Aber dann begann sich der Himmel allmählich zu verfärben. Das Blau des Himmels bekam eine gelbliche oder leicht bräunliche Note, die immer stärker zu werden schien. In den nächsten Tagen war das Phänomen auch ohne besondere Aufmerksamkeit von allen zu beobachten. Gelbliche Schwaden trieben in entsprechender Höhe wie dünne Wolken langsam über die See, dämpften das Sonnenlicht und ließen die Kollegen immer öfter und intensiver als sonst üblich in den Himmel schauen. Der Wind ließ langsam nach.

Viel gesprochen wurde nicht darüber, denn jeder wusste, was diese Verfärbungen zu bedeuten hatten: In der Höhe trugen ablandige Winde Saharastaub über das Meer. Die große Wüste griff über das Land hinaus und versuchte, sich auch des Meeres zu bemächtigen. Aber vorerst waren es nur Staubschwaden in großer Höhe.

Das änderte sich über Nacht. Als wir morgens an Deck kamen, schlug uns eine ungewohnte Hitze entgegen und alle Gegenstände, egal ob Deck, Probengeräte, Winden, Unterstände, Reling, Taue oder was sich sonst noch im Freien befand, waren mit einer Schicht rötlich braunen Staubes bedeckt. Die Atmosphäre war angefüllt mit diesem sehr feinen Sand, so dass die ganze Umgebung einen braunen Ton aufwies. Die Fernsicht war extrem eingeschränkt und sank auf unter eine Meile. Das Wasser war ebenfalls mit einer braunen Schicht bedeckt, die kleinen Wellen wirkten schmutzig, die Schaumstreifen, die wir mit unseren Geräten erzeugten erinnerten an einen mit Schlammstoffen angefüllten Tümpel.

Die höhersteigende Sonne drang mit ihren Strahlen kaum noch bis zur Wasseroberfläche durch und stand als matte, bläuliche Scheibe an einem braunen Himmel. Hatten wir draußen zu tun, so bedeckten sich bald die Haare mit Saharastaub, der auch auf der Haut klebte, bis unter die Kleidung drang und in den Augen unangenehm rieb. Die Mannschaft aktivierte die Wasserschläuche, spritzte alles in die See, aber nach nur wenigen Minuten ließ sich eine neue Staubschicht auf dem sonst schwarzen Deck entdecken.

Wir waren in einen „Outburst“ geraten, einen durch bestimmte Luftmassenbewegungen ausgelösten seewärtigen Transport von feinstem Saharastaub.

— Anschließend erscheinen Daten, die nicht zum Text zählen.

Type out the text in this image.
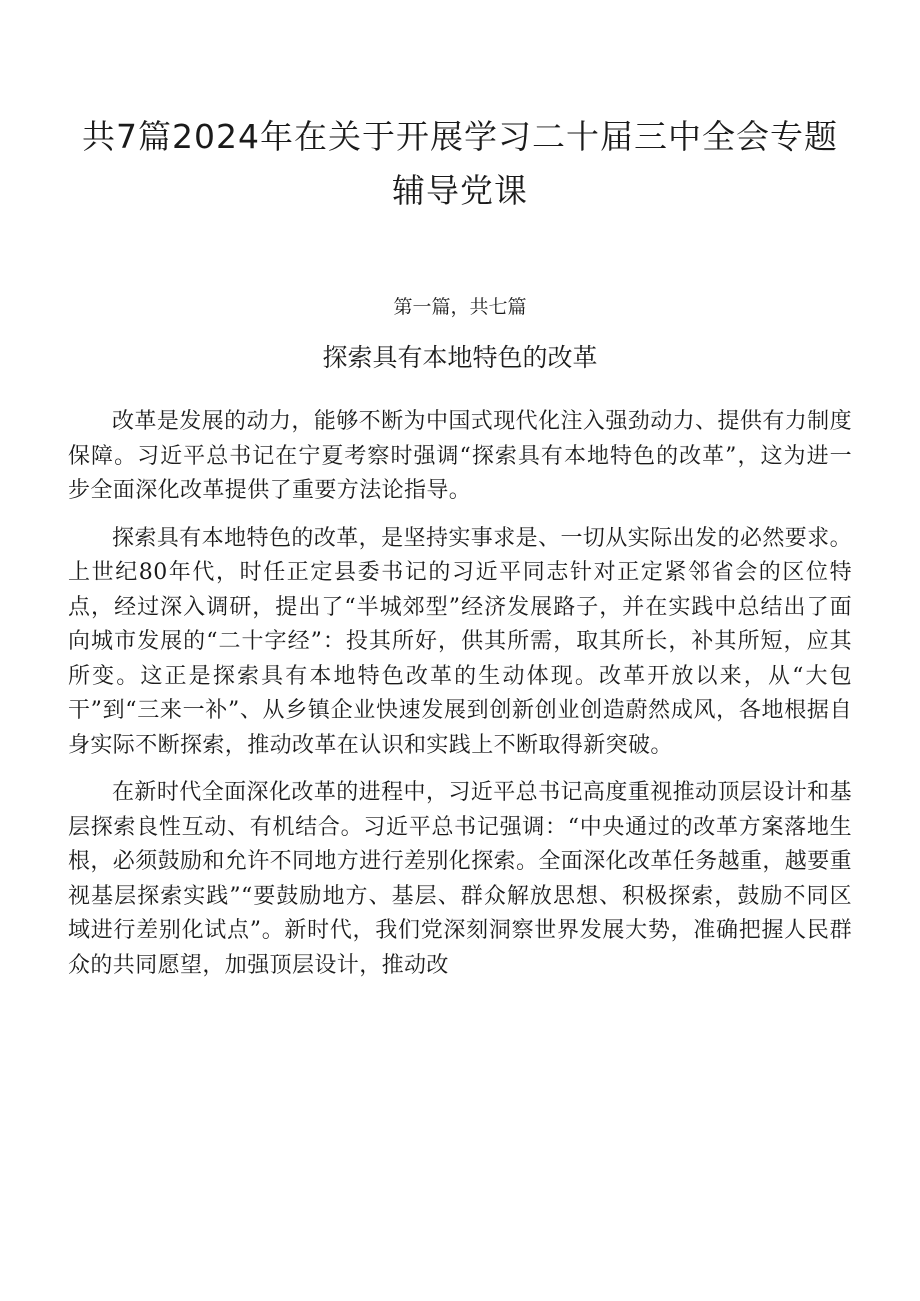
共7篇2024年在关于开展学习二十届三中全会专题
辅导党课

第一篇，共七篇

探索具有本地特色的改革

改革是发展的动力，能够不断为中国式现代化注入强劲动力、提供有力制度保障。习近平总书记在宁夏考察时强调“探索具有本地特色的改革”，这为进一步全面深化改革提供了重要方法论指导。

探索具有本地特色的改革，是坚持实事求是、一切从实际出发的必然要求。上世纪80年代，时任正定县委书记的习近平同志针对正定紧邻省会的区位特点，经过深入调研，提出了“半城郊型”经济发展路子，并在实践中总结出了面向城市发展的“二十字经”：投其所好，供其所需，取其所长，补其所短，应其所变。这正是探索具有本地特色改革的生动体现。改革开放以来，从“大包干”到“三来一补”、从乡镇企业快速发展到创新创业创造蔚然成风，各地根据自身实际不断探索，推动改革在认识和实践上不断取得新突破。

在新时代全面深化改革的进程中，习近平总书记高度重视推动顶层设计和基层探索良性互动、有机结合。习近平总书记强调：“中央通过的改革方案落地生根，必须鼓励和允许不同地方进行差别化探索。全面深化改革任务越重，越要重视基层探索实践”“要鼓励地方、基层、群众解放思想、积极探索，鼓励不同区域进行差别化试点”。新时代，我们党深刻洞察世界发展大势，准确把握人民群众的共同愿望，加强顶层设计，推动改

So etwas ist vor Westafrika keine Seltenheit und seit Jahrhunderten bekannt. Angeblich sollen sogar in früheren Zeiten Schiffe dank der Unsichtigkeit der Atmosphäre gestrandet sein. In der Tat verschwand alles, Luft, Meer, Horizont, ja selbst die nächste Umgebung in dieser staubigen, fast keine vernünftigen Entfernungsschätzung zulassenden Staubwalze. Wir waren vollkommen isoliert, das Meer, dieser uns seit Jahren vertraute Lebensraum hatte von einem zum anderen Tag seinen so typischen Charakter verloren und wirkte bedrohlich, abweisend und auf eine mir bisher nicht bekannte Art fremd.

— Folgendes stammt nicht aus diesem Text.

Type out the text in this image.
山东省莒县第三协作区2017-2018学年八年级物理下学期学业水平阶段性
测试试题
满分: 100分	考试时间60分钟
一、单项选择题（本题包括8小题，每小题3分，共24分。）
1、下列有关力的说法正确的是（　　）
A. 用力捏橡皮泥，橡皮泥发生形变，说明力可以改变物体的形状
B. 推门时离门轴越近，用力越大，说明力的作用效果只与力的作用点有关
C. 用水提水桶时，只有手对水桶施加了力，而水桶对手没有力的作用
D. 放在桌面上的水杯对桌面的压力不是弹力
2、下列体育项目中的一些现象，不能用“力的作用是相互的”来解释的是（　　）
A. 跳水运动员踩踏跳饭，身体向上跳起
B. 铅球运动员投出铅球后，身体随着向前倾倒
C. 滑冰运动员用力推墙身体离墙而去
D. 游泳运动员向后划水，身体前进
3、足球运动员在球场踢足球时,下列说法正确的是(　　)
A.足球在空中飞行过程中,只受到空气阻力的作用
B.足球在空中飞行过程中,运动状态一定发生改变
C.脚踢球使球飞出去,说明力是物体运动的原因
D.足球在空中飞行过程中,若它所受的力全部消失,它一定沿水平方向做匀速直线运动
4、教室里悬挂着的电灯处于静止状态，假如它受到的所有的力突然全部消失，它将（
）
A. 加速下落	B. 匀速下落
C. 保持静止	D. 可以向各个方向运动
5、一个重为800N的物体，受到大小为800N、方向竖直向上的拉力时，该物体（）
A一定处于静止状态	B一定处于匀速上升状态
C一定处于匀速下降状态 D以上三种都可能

Wind und Seegang hatten aufgehört, Akzente zu setzen. Es gab nichts mehr auf der Welt als die braune Umgebung, die es unmöglich machte, in weiterer Entfernung zwischen See und Luft zu unterscheiden. Über der ganzen düsteren Szenerie lag zudem eine unheimliche Stille. Kein Vogel besuchte das Schiff, kein Krächzen unterbrach das grauenvolle Schweigen im Inneren dieses fliegenden Sandberges. Kein Fisch oder Wal durchbrach die träge schwingende Wasseroberfläche. Das Meer war erstorben. Unsere Stimmen klangen merkwürdig gedämpft, möglicherweise „schluckte“ der Staub einen großen Teil des Schalls, sodass die Geräusche wie durch Watte an unser Ohr drangen. Aber diese wenigen Geräusche stammten nur vom Schiff, es gab keine Klänge mehr, die aus der Natur stammten.

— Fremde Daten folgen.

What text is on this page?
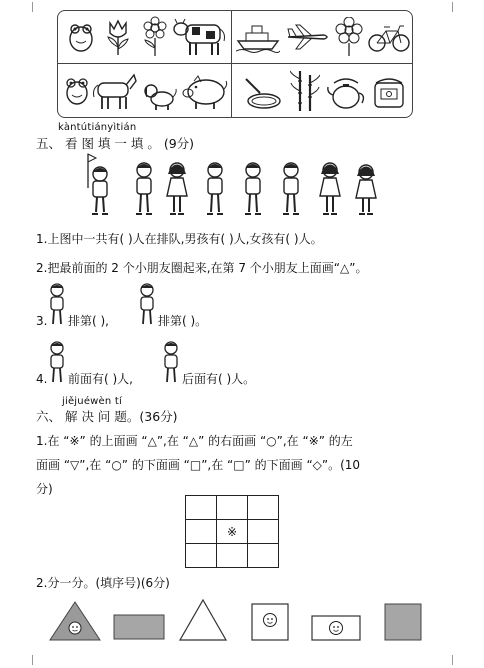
kàntútiányìtián
五、 看 图 填 一 填 。 (9分)
1.上图中一共有( )人在排队,男孩有( )人,女孩有( )人。
2.把最前面的 2 个小朋友圈起来,在第 7 个小朋友上面画“△”。
3. 排第( ),	排第( )。
4. 前面有( )人,	后面有( )人。
jiějuéwèn tí
六、 解 决 问 题。(36分)
1.在 “※” 的上面画 “△”,在 “△” 的右面画 “○”,在 “※” 的左
面画 “▽”,在 “○” 的下面画 “□”,在 “□” 的下面画 “◇”。(10
分)

	※	

2.分一分。(填序号)(6分)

Ich kletterte auf das Peildeck und mit jedem Meter stieg die Temperatur fühlbar. Klaus, unser Bordmeteorologe, hatte ein paar Messungen gemacht und dabei festgestellt, dass wir in einer „verdrehten“ Wetterlage steckten. Im Gegensatz zum Üblichen nahm die Temperatur mit der Höhe zu. Auf dem Arbeitsdeck hatten wir 25° C, in 10 m Höhe jedoch 35° C, also pro Meter Höhenunterschied eine Temperaturdifferenz von einem Grad. Oben hätte ich eigentlich schwitzen müssen. Aber nichts dergleichen, unsere Messungen hatten auch ergeben, dass die Luft derart trocken war, dass selbst eine aus dem Kühlschrank entnommene Getränkeflasche sich nicht mit dem üblichen Kondenswasser überzog. In dieser Luft war praktisch kein Wasser mehr enthalten. Das ist die Todesluft, die die Körper austrocknet und jeden Saharareisenden dazu zwingt, mindestens sechs Liter Wasser pro Tag mitzuführen und auch zu sich zu nehmen. Das Körperwasser dringt aus allen Poren, formt aber keine Schweißtropfen mehr. Es verdunstet sofort. Neues Wasser wird aus dem Körper nachgeliefert und langsam trocknet man ein. Wer dann nicht genügend trinkt, stirbt. Unter Umständen noch vor Sonnenuntergang desselben Tages.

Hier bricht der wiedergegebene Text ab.